INDUSTRY.co.id - Surabaya-Pada perdagangan Selasa (20/3/2018), Indeks Harga Saham Gabungan (IHSG) diperkirakan akan menguat di level
6231  - 6402.

IHSG saat ini sedang berusaha unutk dapat kembali meraih resistance level, sedangkan support level terlihat cukup kuat teruji sehingga proses perjalanan naik dari IHSG dapat kembali berlanjut,

"Potensi kenaikan masih terus ditopang oleh kondisi fundamental perekonomian yang kuat sehingga kepercayaan investor masih cukup tinggi terhadap pasar modal Indonesia, hari ini IHSG berpotensi menguat," kata William Surya Wijaya – Vice President Research Department PT Indosurya Bersinar Sekuritas di Jakarta, Selasa (20/3/2018).

IHSG (-0.24%) ditutup turun 15.38 poin kelevel 6289.57 dengan sektor aneka industri (-2.11%) dengan saham ASII (-2.35%) kembali melemah mendekati level 7000 pasca data penjualan mobil tahunan bulan februari turun menjadi -0.6% dari 11.1% diperiode sebelumnya.
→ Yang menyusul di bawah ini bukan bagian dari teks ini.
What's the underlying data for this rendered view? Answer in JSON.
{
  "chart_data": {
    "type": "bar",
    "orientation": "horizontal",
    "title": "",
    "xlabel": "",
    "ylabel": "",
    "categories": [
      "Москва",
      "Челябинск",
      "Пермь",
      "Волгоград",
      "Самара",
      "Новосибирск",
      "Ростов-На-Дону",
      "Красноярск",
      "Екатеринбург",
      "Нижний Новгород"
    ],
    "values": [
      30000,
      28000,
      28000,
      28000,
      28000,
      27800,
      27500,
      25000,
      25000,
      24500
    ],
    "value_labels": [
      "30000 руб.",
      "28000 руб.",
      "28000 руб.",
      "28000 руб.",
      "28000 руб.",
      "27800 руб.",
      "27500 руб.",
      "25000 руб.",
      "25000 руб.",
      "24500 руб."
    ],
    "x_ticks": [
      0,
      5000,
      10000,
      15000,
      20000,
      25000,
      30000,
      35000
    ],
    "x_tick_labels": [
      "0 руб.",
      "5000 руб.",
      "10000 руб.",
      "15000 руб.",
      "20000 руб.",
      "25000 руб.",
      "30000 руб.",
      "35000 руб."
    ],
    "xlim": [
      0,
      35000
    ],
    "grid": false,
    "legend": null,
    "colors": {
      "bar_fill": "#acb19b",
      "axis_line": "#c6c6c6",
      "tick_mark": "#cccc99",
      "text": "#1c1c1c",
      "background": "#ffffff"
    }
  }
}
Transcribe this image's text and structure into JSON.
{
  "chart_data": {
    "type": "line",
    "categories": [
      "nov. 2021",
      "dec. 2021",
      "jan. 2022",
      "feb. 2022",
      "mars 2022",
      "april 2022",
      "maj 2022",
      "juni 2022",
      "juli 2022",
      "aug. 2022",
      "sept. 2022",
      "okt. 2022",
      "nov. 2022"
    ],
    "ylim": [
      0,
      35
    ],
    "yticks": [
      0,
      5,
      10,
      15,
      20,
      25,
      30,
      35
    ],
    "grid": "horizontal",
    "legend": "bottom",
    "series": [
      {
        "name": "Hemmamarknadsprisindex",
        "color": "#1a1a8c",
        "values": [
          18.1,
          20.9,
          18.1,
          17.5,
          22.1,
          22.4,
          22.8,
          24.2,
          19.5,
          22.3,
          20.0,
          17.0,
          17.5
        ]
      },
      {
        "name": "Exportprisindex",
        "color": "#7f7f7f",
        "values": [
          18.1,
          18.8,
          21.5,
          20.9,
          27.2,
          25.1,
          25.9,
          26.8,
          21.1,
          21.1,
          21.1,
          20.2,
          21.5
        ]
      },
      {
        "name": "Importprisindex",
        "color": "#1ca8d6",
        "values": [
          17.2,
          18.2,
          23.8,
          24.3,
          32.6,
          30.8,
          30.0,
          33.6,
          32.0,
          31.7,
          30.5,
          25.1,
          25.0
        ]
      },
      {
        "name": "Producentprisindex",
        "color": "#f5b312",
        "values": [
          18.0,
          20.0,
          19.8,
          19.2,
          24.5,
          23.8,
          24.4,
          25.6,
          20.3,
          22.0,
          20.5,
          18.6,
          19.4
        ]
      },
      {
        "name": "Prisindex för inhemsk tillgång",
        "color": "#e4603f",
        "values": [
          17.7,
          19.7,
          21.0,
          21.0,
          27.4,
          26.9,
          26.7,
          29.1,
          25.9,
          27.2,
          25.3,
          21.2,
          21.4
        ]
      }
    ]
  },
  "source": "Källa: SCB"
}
Sedangkan sektor keuangan (+0.38%) menjadi penahan pelemahan IHSG dengan saham BMRI, BJBR dan BJTM menguat lebih dari 2%. Investor asing terlihat net sell cukup besar 1.11 Triliun rupiah dengan saham ASII, BBCA, BMRI dan TLKM menjadi top net sell value.

Ia menyodorkan saham-saham pilihan yaitu: HMSP, SRIL, BBNI, WIKA, WTON, INDF, ICBP, ASII, BBCA dan BJTM.